Minimizing univariate quadratic via gradient descent — choosing the step size

194 Views Asked by At

I'm learning gradient descent method and I saw different (and opposite) things on my referrals.

I have the following function

$$f(x) = 2x^2 - 5x$$

and I have to calculate some iterations of gradient descent from $x_0 = 1$. So, I calculate the function at $x_0$, the derivative of the function at $x_0$ and now I have to apply the formula

$$x_1 = x_0 - \alpha \cdot f'(x_0)$$

Is $\alpha$ randomly chosen or do I have to force the formula to $0$ value? I'm quite confused.

2

There are 2 best solutions below

0
On BEST ANSWER

The way you choose $\alpha$ depends, in general, on the information you have about your function.
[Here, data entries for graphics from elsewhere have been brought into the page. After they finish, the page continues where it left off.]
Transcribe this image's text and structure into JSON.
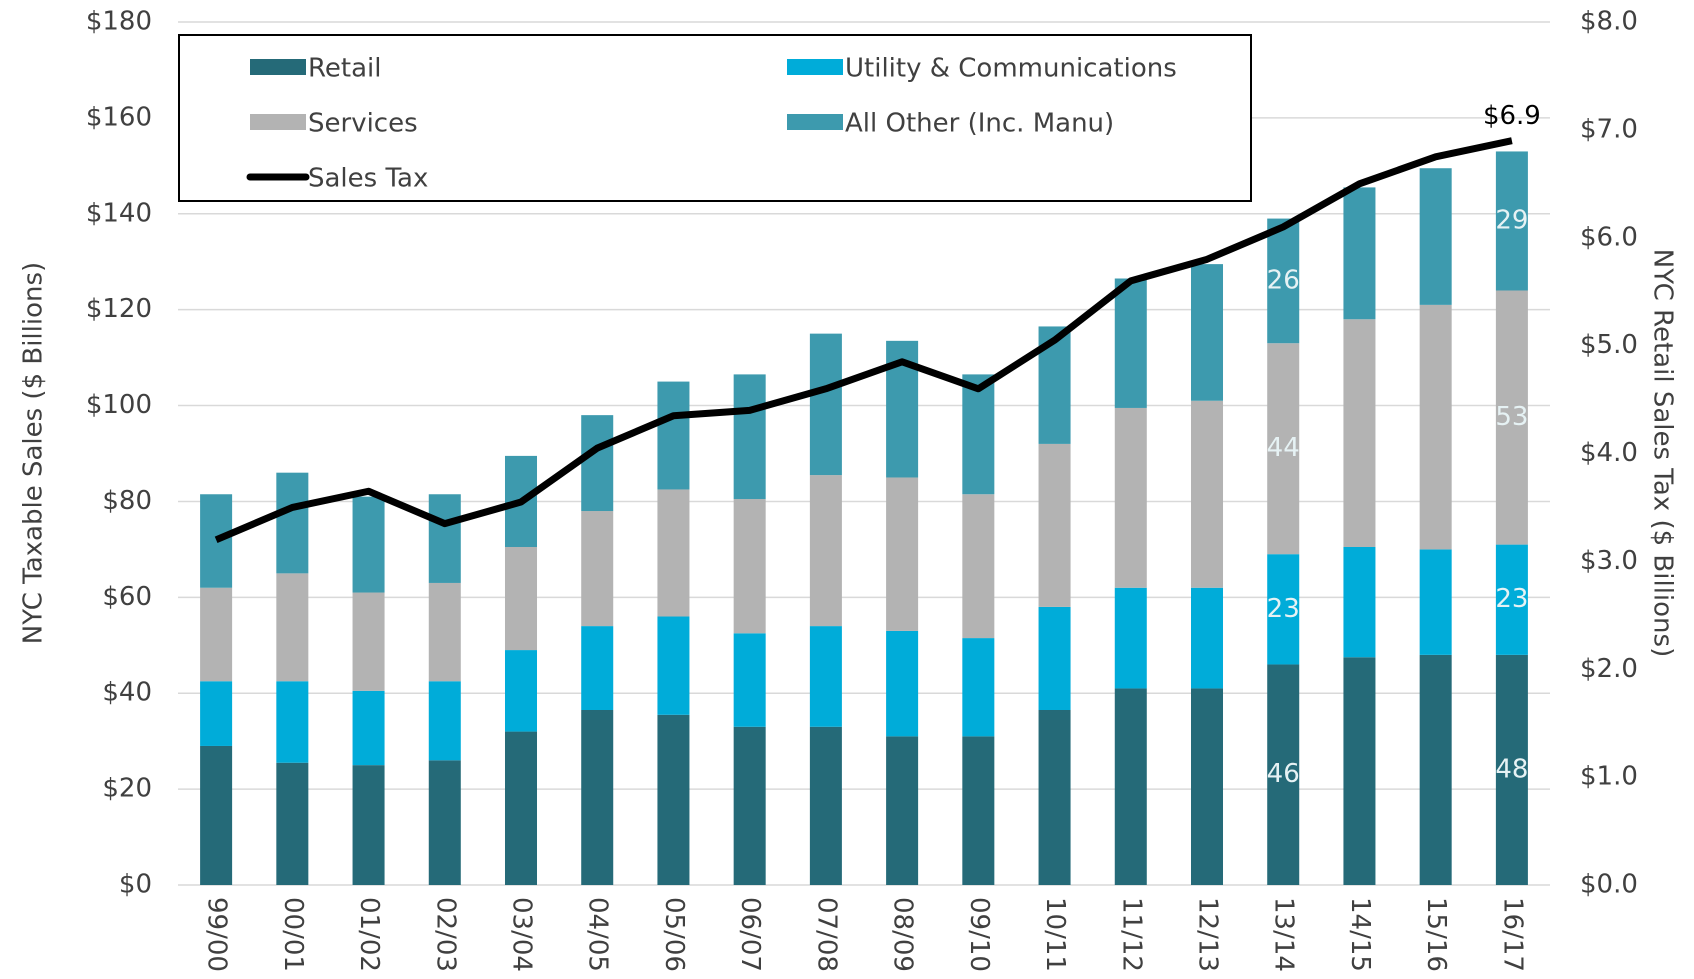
{
  "chart_data": {
    "type": "bar",
    "categories": [
      "99/00",
      "00/01",
      "01/02",
      "02/03",
      "03/04",
      "04/05",
      "05/06",
      "06/07",
      "07/08",
      "08/09",
      "09/10",
      "10/11",
      "11/12",
      "12/13",
      "13/14",
      "14/15",
      "15/16",
      "16/17"
    ],
    "ylabel": "NYC Taxable Sales ($ Billions)",
    "y2label": "NYC Retail Sales Tax ($ Billions)",
    "ylim": [
      0,
      180
    ],
    "yticks": [
      {
        "value": 0,
        "label": "$0"
      },
      {
        "value": 20,
        "label": "$20"
      },
      {
        "value": 40,
        "label": "$40"
      },
      {
        "value": 60,
        "label": "$60"
      },
      {
        "value": 80,
        "label": "$80"
      },
      {
        "value": 100,
        "label": "$100"
      },
      {
        "value": 120,
        "label": "$120"
      },
      {
        "value": 140,
        "label": "$140"
      },
      {
        "value": 160,
        "label": "$160"
      },
      {
        "value": 180,
        "label": "$180"
      }
    ],
    "y2lim": [
      0,
      8
    ],
    "y2ticks": [
      {
        "value": 0,
        "label": "$0.0"
      },
      {
        "value": 1,
        "label": "$1.0"
      },
      {
        "value": 2,
        "label": "$2.0"
      },
      {
        "value": 3,
        "label": "$3.0"
      },
      {
        "value": 4,
        "label": "$4.0"
      },
      {
        "value": 5,
        "label": "$5.0"
      },
      {
        "value": 6,
        "label": "$6.0"
      },
      {
        "value": 7,
        "label": "$7.0"
      },
      {
        "value": 8,
        "label": "$8.0"
      }
    ],
    "grid": true,
    "stacked": true,
    "series": [
      {
        "name": "Retail",
        "color": "#256a78",
        "values": [
          29,
          25.5,
          25,
          26,
          32,
          36.5,
          35.5,
          33,
          33,
          31,
          31,
          36.5,
          41,
          41,
          46,
          47.5,
          48,
          48
        ],
        "value_labels": [
          null,
          null,
          null,
          null,
          null,
          null,
          null,
          null,
          null,
          null,
          null,
          null,
          null,
          null,
          "46",
          null,
          null,
          "48"
        ]
      },
      {
        "name": "Utility & Communications",
        "color": "#00acd9",
        "values": [
          13.5,
          17,
          15.5,
          16.5,
          17,
          17.5,
          20.5,
          19.5,
          21,
          22,
          20.5,
          21.5,
          21,
          21,
          23,
          23,
          22,
          23
        ],
        "value_labels": [
          null,
          null,
          null,
          null,
          null,
          null,
          null,
          null,
          null,
          null,
          null,
          null,
          null,
          null,
          "23",
          null,
          null,
          "23"
        ]
      },
      {
        "name": "Services",
        "color": "#b3b3b3",
        "values": [
          19.5,
          22.5,
          20.5,
          20.5,
          21.5,
          24,
          26.5,
          28,
          31.5,
          32,
          30,
          34,
          37.5,
          39,
          44,
          47.5,
          51,
          53
        ],
        "value_labels": [
          null,
          null,
          null,
          null,
          null,
          null,
          null,
          null,
          null,
          null,
          null,
          null,
          null,
          null,
          "44",
          null,
          null,
          "53"
        ]
      },
      {
        "name": "All Other (Inc. Manu)",
        "color": "#3d9aae",
        "values": [
          19.5,
          21,
          20,
          18.5,
          19,
          20,
          22.5,
          26,
          29.5,
          28.5,
          25,
          24.5,
          27,
          28.5,
          26,
          27.5,
          28.5,
          29
        ],
        "value_labels": [
          null,
          null,
          null,
          null,
          null,
          null,
          null,
          null,
          null,
          null,
          null,
          null,
          null,
          null,
          "26",
          null,
          null,
          "29"
        ]
      },
      {
        "name": "Sales Tax",
        "type": "line",
        "axis": "y2",
        "color": "#000000",
        "values": [
          3.2,
          3.5,
          3.65,
          3.35,
          3.55,
          4.05,
          4.35,
          4.4,
          4.6,
          4.85,
          4.6,
          5.05,
          5.6,
          5.8,
          6.1,
          6.5,
          6.75,
          6.9
        ],
        "value_labels": [
          null,
          null,
          null,
          null,
          null,
          null,
          null,
          null,
          null,
          null,
          null,
          null,
          null,
          null,
          null,
          null,
          null,
          "$6.9"
        ]
      }
    ]
  }
}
For example, for the function in your example, it is

$$ f'(x) = 4x - 5 $$

and $f''(x) = 4$, so $f'$ is Lipschitz continuous with Lipschitz constant $L=4$. You should then choose $a$ to be smaller than $1/L$, so, in this case, $a<0.25$.

In general, you might not know $L$. Then you have to resort to a linesearch method (e.g., exact linesearch or Armijo's rule).

You can read Chapter 3 in the book of Nocedal and Wright.

2
On

According to the Wikipedia article on gradient descent, $\alpha$ is a positive real number. You should choose a small $\alpha$, such as $\alpha = 0.1$ in your case to avoid going past the minimum value.